Cómo quiero vivir lo que no puedo elegir. Ese es mi lema,
me diría una amiga unos días después. Y tiene razones para afirmarlo. Me
escribe. Me fue bien. La biopsia arrojó un tumor más invasivo grado 2 y varios
tumores encapsulados. Sin ganglios comprometidos. En un mes más debiera empezar
la radioterapia. El número de sesiones lo define el otro oncólogo dada mi ficha
clínica. En 15 días más tengo control nuevamente con él porque tengo mucho líquido
y el riesgo es que se infecte y no se absorba naturalmente. Hasta aquí bien. Y con el ánimo arriba y con mi slogan
de definir “como quiero vivir lo que no puedo elegir.” Hubiera querido terminar
de leer e ir a abrazarla y darle gracias por su decisión y optimismo. Esta
experiencia me hace ser mejor persona, me diría luego al teléfono. Y le vuelvo
a escribir para hacerle sentir mi apoyo. Me agradece y dice que soy amoroso.
Nada de eso. En esa preocupación yo tengo la oportunidad que me revitaliza como
ser humano. Y a ella efectivamente la fortalece, aunque pudiera ser
mínimamente.
Un conocido actor en una entrevista radial comentó que
hace veinte año tuvo cáncer. No tenía idea, porque siempre su imagen está
asociada a diversos personajes, con los cuales nos reímos de la vida y de
nuestra sociedad. Pocas veces es él. Siempre representa a otros. Quizá si con
el cáncer, asocio, le pasó algo similar.
No sé. Pero lo trascendente, dijo él, fue la preocupación de tantas personas
que le hicieron sentir que para ellos era importante. Que se preocupaban por
él.
Lo entendí tan bien. Y recordé lo ocurrido con mi
hermana. Hace más de treinta años escribía una carta cada día que le mandaba una vez por semana. Hoy, a sus setenta y un años está cada vez más
silenciosa, casi ausente. No sabe lo que ocurrió hace media hora. Lo único que
desea es amor. Abrazos, besos. Sentirse trascendente para otros. Para los más
cercanos, aunque no puede ya presentarme. No sabe que soy su hermano, sino
alguien muy especial. Pareciera que el tobogán es un canal a través del que desciende
muy rápido. En pocos meses el cambio es total. ¿En cuánto tiempo más seremos
extraños? ¿Cuándo comenzará a vivir sin recuerdos, sin retener ni un segundo?
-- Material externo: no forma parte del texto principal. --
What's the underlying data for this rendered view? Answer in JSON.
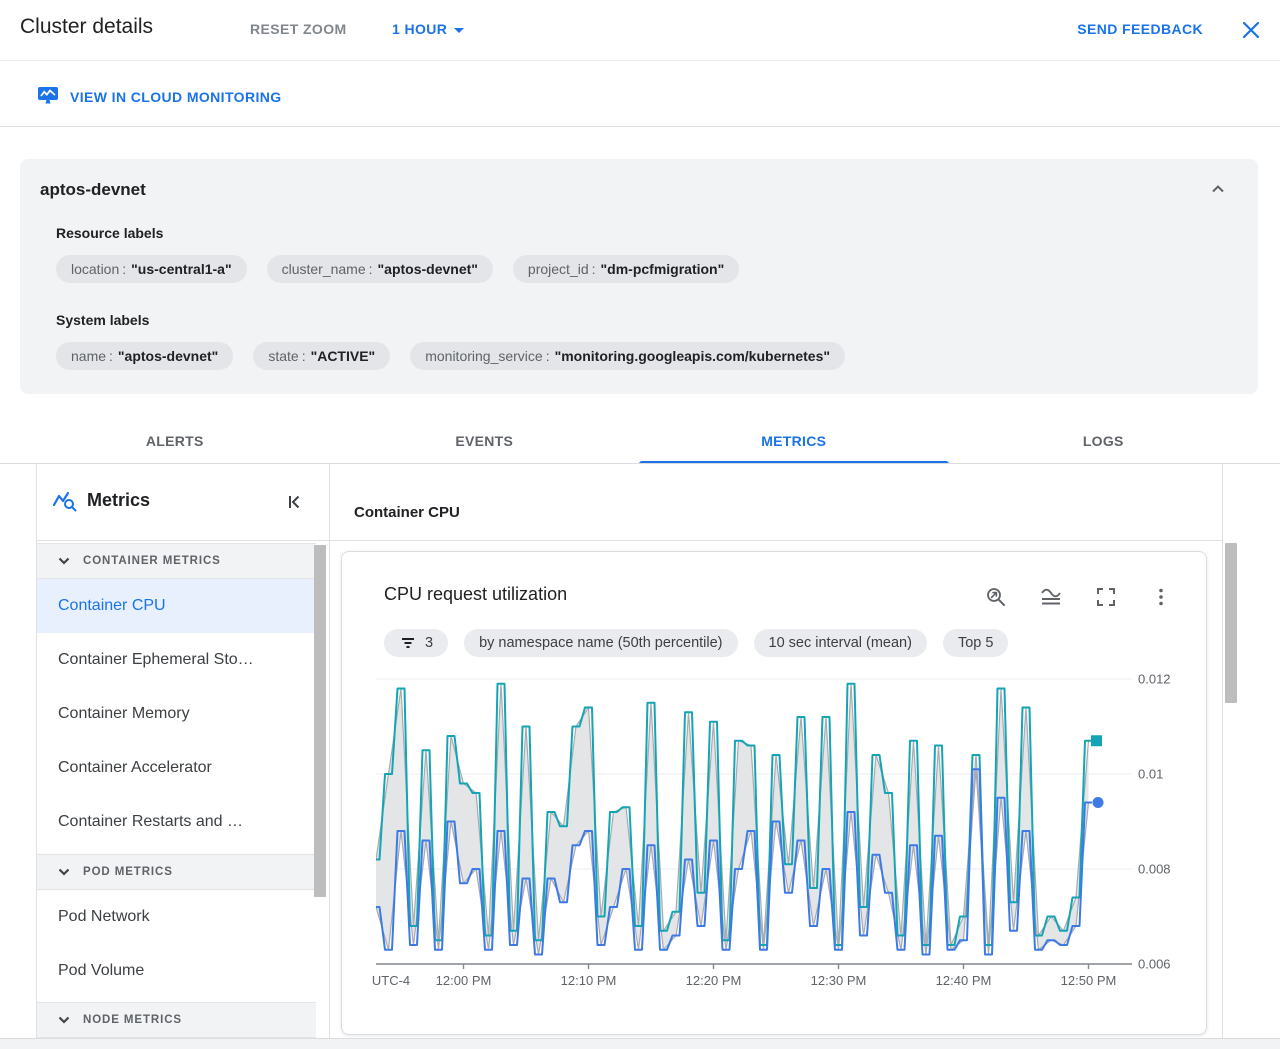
{
  "header": {
    "title": "Cluster details",
    "reset_zoom_label": "RESET ZOOM",
    "time_range_label": "1 HOUR",
    "send_feedback_label": "SEND FEEDBACK"
  },
  "link_bar": {
    "label": "VIEW IN CLOUD MONITORING"
  },
  "cluster_panel": {
    "name": "aptos-devnet",
    "separator": ":",
    "resource_labels_title": "Resource labels",
    "resource_labels": [
      {
        "key": "location",
        "value": "\"us-central1-a\""
      },
      {
        "key": "cluster_name",
        "value": "\"aptos-devnet\""
      },
      {
        "key": "project_id",
        "value": "\"dm-pcfmigration\""
      }
    ],
    "system_labels_title": "System labels",
    "system_labels": [
      {
        "key": "name",
        "value": "\"aptos-devnet\""
      },
      {
        "key": "state",
        "value": "\"ACTIVE\""
      },
      {
        "key": "monitoring_service",
        "value": "\"monitoring.googleapis.com/kubernetes\""
      }
    ]
  },
  "tabs": [
    {
      "label": "ALERTS",
      "active": false
    },
    {
      "label": "EVENTS",
      "active": false
    },
    {
      "label": "METRICS",
      "active": true
    },
    {
      "label": "LOGS",
      "active": false
    }
  ],
  "sidebar": {
    "title": "Metrics",
    "sections": [
      {
        "label": "CONTAINER METRICS",
        "items": [
          {
            "label": "Container CPU",
            "selected": true
          },
          {
            "label": "Container Ephemeral Sto…",
            "selected": false
          },
          {
            "label": "Container Memory",
            "selected": false
          },
          {
            "label": "Container Accelerator",
            "selected": false
          },
          {
            "label": "Container Restarts and …",
            "selected": false
          }
        ]
      },
      {
        "label": "POD METRICS",
        "items": [
          {
            "label": "Pod Network",
            "selected": false
          },
          {
            "label": "Pod Volume",
            "selected": false
          }
        ]
      },
      {
        "label": "NODE METRICS",
        "items": []
      }
    ]
  },
  "main": {
    "section_title": "Container CPU"
  },
  "chart_card": {
    "title": "CPU request utilization",
    "chips": [
      {
        "icon": "filter-list-icon",
        "label": "3"
      },
      {
        "label": "by namespace name (50th percentile)"
      },
      {
        "label": "10 sec interval (mean)"
      },
      {
        "label": "Top 5"
      }
    ]
  },
  "chart_data": {
    "type": "line",
    "title": "CPU request utilization",
    "x_axis_note": "UTC-4",
    "interval_minutes": 1,
    "grid": "horizontal",
    "legend": "none",
    "ylim": [
      0.006,
      0.0122
    ],
    "x_ticks": [
      {
        "t": 7,
        "label": "12:00 PM"
      },
      {
        "t": 17,
        "label": "12:10 PM"
      },
      {
        "t": 27,
        "label": "12:20 PM"
      },
      {
        "t": 37,
        "label": "12:30 PM"
      },
      {
        "t": 47,
        "label": "12:40 PM"
      },
      {
        "t": 57,
        "label": "12:50 PM"
      }
    ],
    "y_ticks": [
      {
        "v": 0.006,
        "label": "0.006"
      },
      {
        "v": 0.008,
        "label": "0.008"
      },
      {
        "v": 0.01,
        "label": "0.01"
      },
      {
        "v": 0.012,
        "label": "0.012"
      }
    ],
    "series": [
      {
        "name": "series-teal",
        "color": "#14A5B4",
        "marker": "square",
        "values": [
          0.0082,
          0.01,
          0.0118,
          0.0068,
          0.0105,
          0.0065,
          0.0108,
          0.0098,
          0.0096,
          0.0066,
          0.0119,
          0.0067,
          0.011,
          0.0065,
          0.0092,
          0.0089,
          0.011,
          0.0114,
          0.007,
          0.0092,
          0.0093,
          0.0068,
          0.0115,
          0.0067,
          0.0071,
          0.0113,
          0.0075,
          0.0111,
          0.0065,
          0.0107,
          0.0106,
          0.0064,
          0.0104,
          0.0081,
          0.0112,
          0.0076,
          0.0112,
          0.0064,
          0.0119,
          0.0072,
          0.0104,
          0.0096,
          0.0066,
          0.0107,
          0.0064,
          0.0106,
          0.0064,
          0.007,
          0.0104,
          0.0064,
          0.0118,
          0.0073,
          0.0114,
          0.0066,
          0.007,
          0.0067,
          0.0074,
          0.0107
        ]
      },
      {
        "name": "series-blue",
        "color": "#3D7AE6",
        "marker": "circle",
        "values": [
          0.0072,
          0.0063,
          0.0088,
          0.0064,
          0.0086,
          0.0063,
          0.009,
          0.0077,
          0.008,
          0.0063,
          0.0088,
          0.0064,
          0.0078,
          0.0062,
          0.0078,
          0.0073,
          0.0085,
          0.0088,
          0.0064,
          0.0072,
          0.008,
          0.0063,
          0.0085,
          0.0063,
          0.0066,
          0.0082,
          0.0068,
          0.0086,
          0.0063,
          0.008,
          0.0088,
          0.0063,
          0.009,
          0.0075,
          0.0086,
          0.0068,
          0.008,
          0.0063,
          0.0092,
          0.0066,
          0.0083,
          0.0075,
          0.0063,
          0.0085,
          0.0062,
          0.0087,
          0.0063,
          0.0065,
          0.0101,
          0.0062,
          0.0095,
          0.0067,
          0.0088,
          0.0063,
          0.0065,
          0.0064,
          0.0068,
          0.0094
        ]
      }
    ],
    "band": {
      "between": [
        "series-teal",
        "series-blue"
      ],
      "fill": "#E4E5E7",
      "stroke": "#A6ABB1"
    }
  },
  "colors": {
    "accent_blue": "#1A73E8",
    "teal_series": "#14A5B4",
    "blue_series": "#3D7AE6",
    "panel_bg": "#F1F3F4",
    "chip_bg": "#E3E5E8",
    "selected_item_bg": "#E8F0FE",
    "border": "#DADCE0",
    "text_primary": "#202124",
    "text_secondary": "#5F6368"
  }
}
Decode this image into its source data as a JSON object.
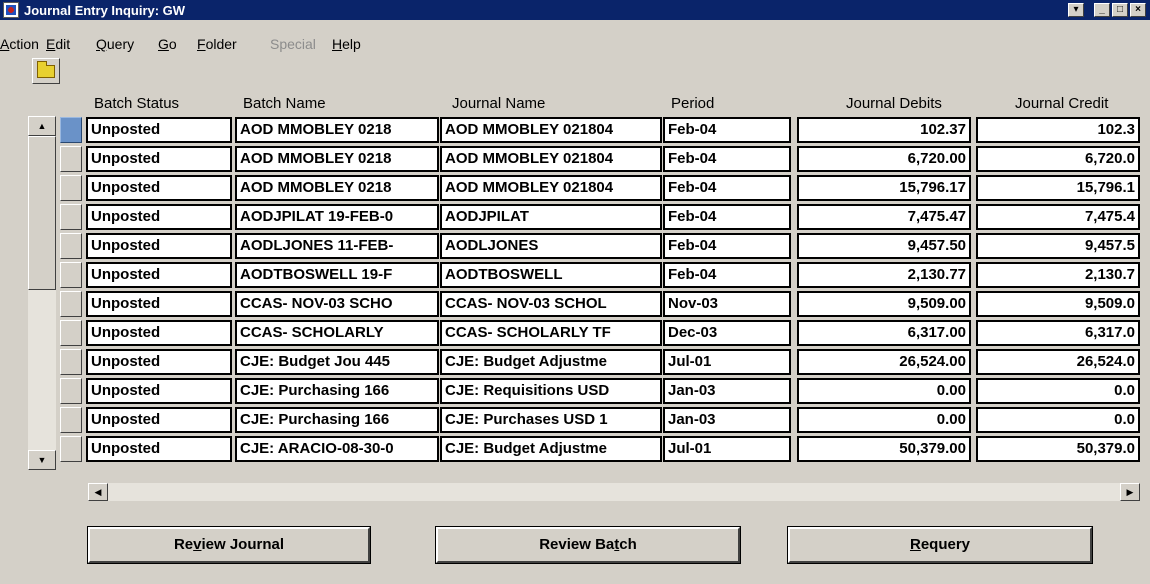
{
  "window": {
    "title": "Journal Entry Inquiry: GW"
  },
  "menu": [
    {
      "pre": "",
      "key": "A",
      "post": "ction",
      "disabled": false
    },
    {
      "pre": "",
      "key": "E",
      "post": "dit",
      "disabled": false
    },
    {
      "pre": "",
      "key": "Q",
      "post": "uery",
      "disabled": false
    },
    {
      "pre": "",
      "key": "G",
      "post": "o",
      "disabled": false
    },
    {
      "pre": "",
      "key": "F",
      "post": "older",
      "disabled": false
    },
    {
      "pre": "Special",
      "key": "",
      "post": "",
      "disabled": true
    },
    {
      "pre": "",
      "key": "H",
      "post": "elp",
      "disabled": false
    }
  ],
  "toolbar": {
    "open_icon": "folder-open-icon"
  },
  "columns": [
    "Batch Status",
    "Batch Name",
    "Journal Name",
    "Period",
    "Journal Debits",
    "Journal Credit"
  ],
  "rows": [
    {
      "status": "Unposted",
      "batch": "AOD MMOBLEY 0218",
      "journal": "AOD MMOBLEY 021804",
      "period": "Feb-04",
      "debits": "102.37",
      "credits": "102.3"
    },
    {
      "status": "Unposted",
      "batch": "AOD MMOBLEY 0218",
      "journal": "AOD MMOBLEY 021804",
      "period": "Feb-04",
      "debits": "6,720.00",
      "credits": "6,720.0"
    },
    {
      "status": "Unposted",
      "batch": "AOD MMOBLEY 0218",
      "journal": "AOD MMOBLEY 021804",
      "period": "Feb-04",
      "debits": "15,796.17",
      "credits": "15,796.1"
    },
    {
      "status": "Unposted",
      "batch": "AODJPILAT 19-FEB-0",
      "journal": "AODJPILAT",
      "period": "Feb-04",
      "debits": "7,475.47",
      "credits": "7,475.4"
    },
    {
      "status": "Unposted",
      "batch": "AODLJONES 11-FEB-",
      "journal": "AODLJONES",
      "period": "Feb-04",
      "debits": "9,457.50",
      "credits": "9,457.5"
    },
    {
      "status": "Unposted",
      "batch": "AODTBOSWELL 19-F",
      "journal": "AODTBOSWELL",
      "period": "Feb-04",
      "debits": "2,130.77",
      "credits": "2,130.7"
    },
    {
      "status": "Unposted",
      "batch": "CCAS- NOV-03 SCHO",
      "journal": "CCAS- NOV-03 SCHOL",
      "period": "Nov-03",
      "debits": "9,509.00",
      "credits": "9,509.0"
    },
    {
      "status": "Unposted",
      "batch": "CCAS- SCHOLARLY",
      "journal": "CCAS- SCHOLARLY TF",
      "period": "Dec-03",
      "debits": "6,317.00",
      "credits": "6,317.0"
    },
    {
      "status": "Unposted",
      "batch": "CJE:  Budget Jou 445",
      "journal": "CJE: Budget Adjustme",
      "period": "Jul-01",
      "debits": "26,524.00",
      "credits": "26,524.0"
    },
    {
      "status": "Unposted",
      "batch": "CJE:  Purchasing 166",
      "journal": "CJE: Requisitions USD",
      "period": "Jan-03",
      "debits": "0.00",
      "credits": "0.0"
    },
    {
      "status": "Unposted",
      "batch": "CJE:  Purchasing 166",
      "journal": "CJE: Purchases USD  1",
      "period": "Jan-03",
      "debits": "0.00",
      "credits": "0.0"
    },
    {
      "status": "Unposted",
      "batch": "CJE: ARACIO-08-30-0",
      "journal": "CJE: Budget Adjustme",
      "period": "Jul-01",
      "debits": "50,379.00",
      "credits": "50,379.0"
    }
  ],
  "buttons": {
    "review_journal": {
      "pre": "Re",
      "key": "v",
      "post": "iew Journal"
    },
    "review_batch": {
      "pre": "Review Ba",
      "key": "t",
      "post": "ch"
    },
    "requery": {
      "pre": "",
      "key": "R",
      "post": "equery"
    }
  },
  "colors": {
    "titlebar": "#0a246a",
    "background": "#d4d0c8",
    "selected_row_indicator": "#6a92c8"
  }
}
En la tarde, cuando la dejé en su residencia, un lugar
totalmente protegido e impecable, luego de despedirnos y de haberla escuchado
decir que estaba tan feliz, me estiró las manos y me dio el último abrazo y el
último beso. No volví la vista atrás y salí.
¿Nada bueno puede ocurrir? Todos los días ocurre algo
hermoso y alcanzo a ver algo nunca antes visto. Eso me pasa. Así me siento.
¿Será que me estoy poniendo viejo? Pero vale la pena porque el domingo pasado
cuando se abrió la puerta del departamento veo que mi nieto Jerónimo corre y se
abraza conmigo, a sus cuatro años y medio, en una entrega hasta ahora
desconocida.
¿Será que me estoy poniendo viejo? Así, vale la pena.